OpenSearch-SQL: Enhancing Text-to-SQL with Dynamic Few-shot and Consistency Alignment
Xiangjin Xie, Guangwei Xu, Lingyan Zhao, Ruijie Guo
TL;DR
OpenSearch-SQL addresses core challenges in Text-to-SQL by introducing a four-stage framework (Preprocessing, Extraction, Generation, Refinement) augmented with a consistency Alignment module to stabilize multi-agent outputs and reduce hallucinations. It further introduces a SQL-Like intermediate language and a dynamic self-taught Query-CoT-SQL few-shot strategy to enrich guidance without requiring post-training. Empirical results on BIRD and Spider demonstrate state-of-the-art execution accuracy and efficiency, validating the effectiveness and portability of the approach. The work highlights the potential of alignment-guided, non-finetuned LLM pipelines for robust cross-domain SQL generation and points to future directions in prompt optimization and broader application to multi-agent tasks.
Abstract
Although multi-agent collaborative Large Language Models (LLMs) have achieved significant breakthroughs in the Text-to-SQL task, their performance is still constrained by various factors. These factors include the incompleteness of the framework, failure to follow instructions, and model hallucination problems. To address these problems, we propose OpenSearch-SQL, which divides the Text-to-SQL task into four main modules: Preprocessing, Extraction, Generation, and Refinement, along with an Alignment module based on a consistency alignment mechanism.

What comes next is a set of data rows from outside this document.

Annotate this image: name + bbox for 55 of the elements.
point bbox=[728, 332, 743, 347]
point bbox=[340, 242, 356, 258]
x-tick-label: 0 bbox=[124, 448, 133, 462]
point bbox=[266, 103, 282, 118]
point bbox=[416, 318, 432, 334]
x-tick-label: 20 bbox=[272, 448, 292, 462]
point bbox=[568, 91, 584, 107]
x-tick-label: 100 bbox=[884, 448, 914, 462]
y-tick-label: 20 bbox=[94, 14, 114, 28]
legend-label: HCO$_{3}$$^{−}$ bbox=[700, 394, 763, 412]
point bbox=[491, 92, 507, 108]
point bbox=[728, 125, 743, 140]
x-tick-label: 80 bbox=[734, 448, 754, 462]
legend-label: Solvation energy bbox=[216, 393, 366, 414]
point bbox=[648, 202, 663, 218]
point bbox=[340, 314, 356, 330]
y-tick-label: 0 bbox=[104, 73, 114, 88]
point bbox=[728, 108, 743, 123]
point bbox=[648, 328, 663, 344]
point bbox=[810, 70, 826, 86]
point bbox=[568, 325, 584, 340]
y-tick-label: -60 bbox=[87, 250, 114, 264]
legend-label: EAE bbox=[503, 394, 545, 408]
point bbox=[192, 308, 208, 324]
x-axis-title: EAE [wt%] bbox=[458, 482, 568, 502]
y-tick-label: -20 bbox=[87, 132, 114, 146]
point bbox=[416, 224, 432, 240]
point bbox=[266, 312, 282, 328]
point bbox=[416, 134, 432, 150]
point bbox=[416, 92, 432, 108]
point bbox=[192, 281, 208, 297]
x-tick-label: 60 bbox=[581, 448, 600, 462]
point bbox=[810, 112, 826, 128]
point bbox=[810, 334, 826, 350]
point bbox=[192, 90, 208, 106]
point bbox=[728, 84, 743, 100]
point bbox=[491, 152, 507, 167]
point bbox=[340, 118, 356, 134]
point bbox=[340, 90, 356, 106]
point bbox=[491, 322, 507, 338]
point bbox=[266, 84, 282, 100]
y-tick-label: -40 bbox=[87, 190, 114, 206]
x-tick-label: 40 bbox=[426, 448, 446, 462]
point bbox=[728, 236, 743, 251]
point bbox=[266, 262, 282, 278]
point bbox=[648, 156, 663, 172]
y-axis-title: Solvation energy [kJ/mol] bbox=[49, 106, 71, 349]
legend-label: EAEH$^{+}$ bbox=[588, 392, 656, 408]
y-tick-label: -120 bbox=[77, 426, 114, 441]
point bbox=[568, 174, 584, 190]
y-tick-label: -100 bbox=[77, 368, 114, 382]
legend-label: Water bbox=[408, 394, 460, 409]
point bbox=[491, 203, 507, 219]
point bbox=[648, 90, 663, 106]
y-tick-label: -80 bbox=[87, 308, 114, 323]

This architecture aligns the inputs and outputs of agents through the Alignment module, reducing failures in instruction following and hallucination. Additionally, we designed an intermediate language called SQL-Like and optimized the structured CoT based on SQL-Like. Meanwhile, we developed a dynamic few-shot strategy in the form of self-taught Query-CoT-SQL. These methods have significantly improved the performance of LLMs in the Text-to-SQL task. In terms of model selection, we directly applied the base LLMs without any post-training, thereby simplifying the task chain and enhancing the framework's portability. Experimental results show that OpenSearch-SQL achieves an execution accuracy(EX) of 69.3% on the BIRD development set, 72.28% on the test set, and a reward-based validity efficiency score (R-VES) of 69.36%, with all three metrics ranking first at the time of submission. These results demonstrate the comprehensive advantages of the proposed method in both effectiveness and efficiency.